Similaire au précèdent scénario, un gel du conflit subit par les Saoudiens repose presque sur les mêmes hypothèses : résistance opiniâtre des Houthis, et prise de conscience par l’Arabie Saoudite que l’occupation du Yémen du Nord n’est ni réalisable ni souhaitable. Cependant, dans ce scénario, la fin du soutien occidental et la dégradation de la situation au sud prennent de court l’Arabie Saoudite. Or, certains membres de la coalition soutiennent des acteurs opposés au Yémen. En effet, les Emirats Arabes Unis se rapprochent des séparatistes d’Aden. De plus, des Etats occidentaux comme le Canada ont d’ailleurs stoppé la livraison d’armes à l’Arabie Saoudite, et l’instabilité de la diplomatie Américaine sous Donald Trump pourrait bien se retourner une fois de plus contre l’Arabie Saoudite. Tous ces facteurs pourraient dégénérer et porter lourdement préjudice à l’Arabie Saoudite, qui serait alors contrainte de relâcher la pression contre les Houthis afin de régler la situation au Sud avant qu’elle ne devienne incontrôlable. Conscients des difficultés de l’Arabie Saoudite, les objectifs des Houthis sont peut-être de garder un contrôle sur la côte avant un gel du conflit qui semble inévitable.

 

Conclusion

Ainsi, que le conflit s’oriente en 2019 vers une impossible victoire saoudienne ou vers un probable gel du conflit sur des frontières similaires à celles d’aujourd’hui, une paix claire et durable est inenvisageable à court ou moyen terme au Yémen. L’antagonisme Nord/Sud est vraisemblablement insurmontable, et une forme de retour à l’indépendance du Nord semble inévitable. Elle passera probablement par une indépendance de facto à court et moyen terme, résultant d’un gel du conflit par épuisement des belligérants. Les frontières de ce nouvel Etat, son hypothétique accès à la mer et son futur statut dépendront principalement des succès potentiels saoudiens de cette année. Le royaume wahhabite, bien que confronté à une révolte houthi affaiblie, voit ses succès cependant conditionnés à l’évolution de la situation au sud et aux aléas de la diplomatie occidentale.
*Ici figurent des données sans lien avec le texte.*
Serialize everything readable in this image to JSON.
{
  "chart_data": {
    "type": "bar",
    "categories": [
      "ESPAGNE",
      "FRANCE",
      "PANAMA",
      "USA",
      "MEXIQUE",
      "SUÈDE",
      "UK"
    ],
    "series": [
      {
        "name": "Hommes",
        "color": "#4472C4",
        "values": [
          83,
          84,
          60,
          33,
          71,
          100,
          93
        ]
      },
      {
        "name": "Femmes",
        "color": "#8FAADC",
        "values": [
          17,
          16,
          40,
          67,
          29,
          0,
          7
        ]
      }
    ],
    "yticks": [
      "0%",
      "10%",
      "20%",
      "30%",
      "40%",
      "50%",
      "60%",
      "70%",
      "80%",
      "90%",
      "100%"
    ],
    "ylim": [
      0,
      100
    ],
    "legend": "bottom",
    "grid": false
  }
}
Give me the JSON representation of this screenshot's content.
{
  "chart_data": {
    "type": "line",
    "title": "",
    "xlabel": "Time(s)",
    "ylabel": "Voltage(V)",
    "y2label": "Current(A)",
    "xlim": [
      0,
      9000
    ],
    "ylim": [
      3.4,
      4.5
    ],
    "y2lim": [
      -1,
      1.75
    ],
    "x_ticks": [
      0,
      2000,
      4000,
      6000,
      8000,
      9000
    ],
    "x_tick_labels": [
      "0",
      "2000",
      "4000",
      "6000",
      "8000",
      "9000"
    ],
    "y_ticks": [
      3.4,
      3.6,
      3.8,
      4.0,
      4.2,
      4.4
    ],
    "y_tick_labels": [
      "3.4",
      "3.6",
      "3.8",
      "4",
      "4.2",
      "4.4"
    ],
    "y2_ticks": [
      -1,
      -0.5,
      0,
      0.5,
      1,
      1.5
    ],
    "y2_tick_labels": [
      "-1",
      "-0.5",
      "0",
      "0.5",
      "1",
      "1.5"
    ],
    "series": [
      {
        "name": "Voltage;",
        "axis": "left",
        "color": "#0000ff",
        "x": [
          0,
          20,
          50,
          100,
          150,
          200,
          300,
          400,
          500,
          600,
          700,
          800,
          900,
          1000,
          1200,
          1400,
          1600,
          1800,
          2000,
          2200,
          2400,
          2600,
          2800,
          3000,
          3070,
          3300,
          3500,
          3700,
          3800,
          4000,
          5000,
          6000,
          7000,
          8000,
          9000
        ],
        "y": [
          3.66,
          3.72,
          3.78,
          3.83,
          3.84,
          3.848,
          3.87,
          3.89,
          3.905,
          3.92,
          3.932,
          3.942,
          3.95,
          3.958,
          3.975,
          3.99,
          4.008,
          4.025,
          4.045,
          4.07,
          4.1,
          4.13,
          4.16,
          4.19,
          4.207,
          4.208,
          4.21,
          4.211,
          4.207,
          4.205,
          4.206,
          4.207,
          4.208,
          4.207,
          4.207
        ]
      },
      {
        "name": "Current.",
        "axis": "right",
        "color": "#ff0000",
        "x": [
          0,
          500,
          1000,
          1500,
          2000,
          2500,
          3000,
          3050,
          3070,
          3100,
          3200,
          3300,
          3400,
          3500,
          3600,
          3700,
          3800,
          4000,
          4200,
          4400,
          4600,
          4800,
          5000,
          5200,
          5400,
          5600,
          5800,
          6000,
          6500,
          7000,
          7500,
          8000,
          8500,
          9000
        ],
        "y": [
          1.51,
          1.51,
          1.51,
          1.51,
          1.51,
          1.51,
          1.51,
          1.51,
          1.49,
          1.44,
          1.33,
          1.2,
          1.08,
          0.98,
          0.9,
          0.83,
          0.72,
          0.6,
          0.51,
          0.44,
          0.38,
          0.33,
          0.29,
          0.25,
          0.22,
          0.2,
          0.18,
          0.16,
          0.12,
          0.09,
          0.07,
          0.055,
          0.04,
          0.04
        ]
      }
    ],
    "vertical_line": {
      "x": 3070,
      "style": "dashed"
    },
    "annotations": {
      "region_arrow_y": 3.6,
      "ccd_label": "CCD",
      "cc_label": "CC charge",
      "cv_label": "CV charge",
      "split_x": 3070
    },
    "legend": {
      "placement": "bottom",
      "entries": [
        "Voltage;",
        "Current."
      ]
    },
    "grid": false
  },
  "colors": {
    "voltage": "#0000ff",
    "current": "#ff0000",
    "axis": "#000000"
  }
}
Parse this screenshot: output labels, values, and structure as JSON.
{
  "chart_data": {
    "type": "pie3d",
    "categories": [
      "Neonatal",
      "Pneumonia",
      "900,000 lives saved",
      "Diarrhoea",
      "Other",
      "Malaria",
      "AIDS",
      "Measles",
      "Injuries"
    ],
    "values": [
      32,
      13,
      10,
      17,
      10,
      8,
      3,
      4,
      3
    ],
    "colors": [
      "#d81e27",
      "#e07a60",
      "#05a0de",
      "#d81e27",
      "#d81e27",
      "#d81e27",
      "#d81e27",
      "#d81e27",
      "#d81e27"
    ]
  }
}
Les Saoudiens devront probablement engranger des succès rapidement, s’ils veulent obtenir un gel du conflit qui leur soit favorable. Ils ne peuvent guère espérer mieux, tant une conquête du Nord semble inatteignable et ingérable par la suite. Très vraisemblablement, l’effort saoudien se déplacera à moyen terme vers le sud, et sera tourné vers la recherche d’une sortie de crise honorable.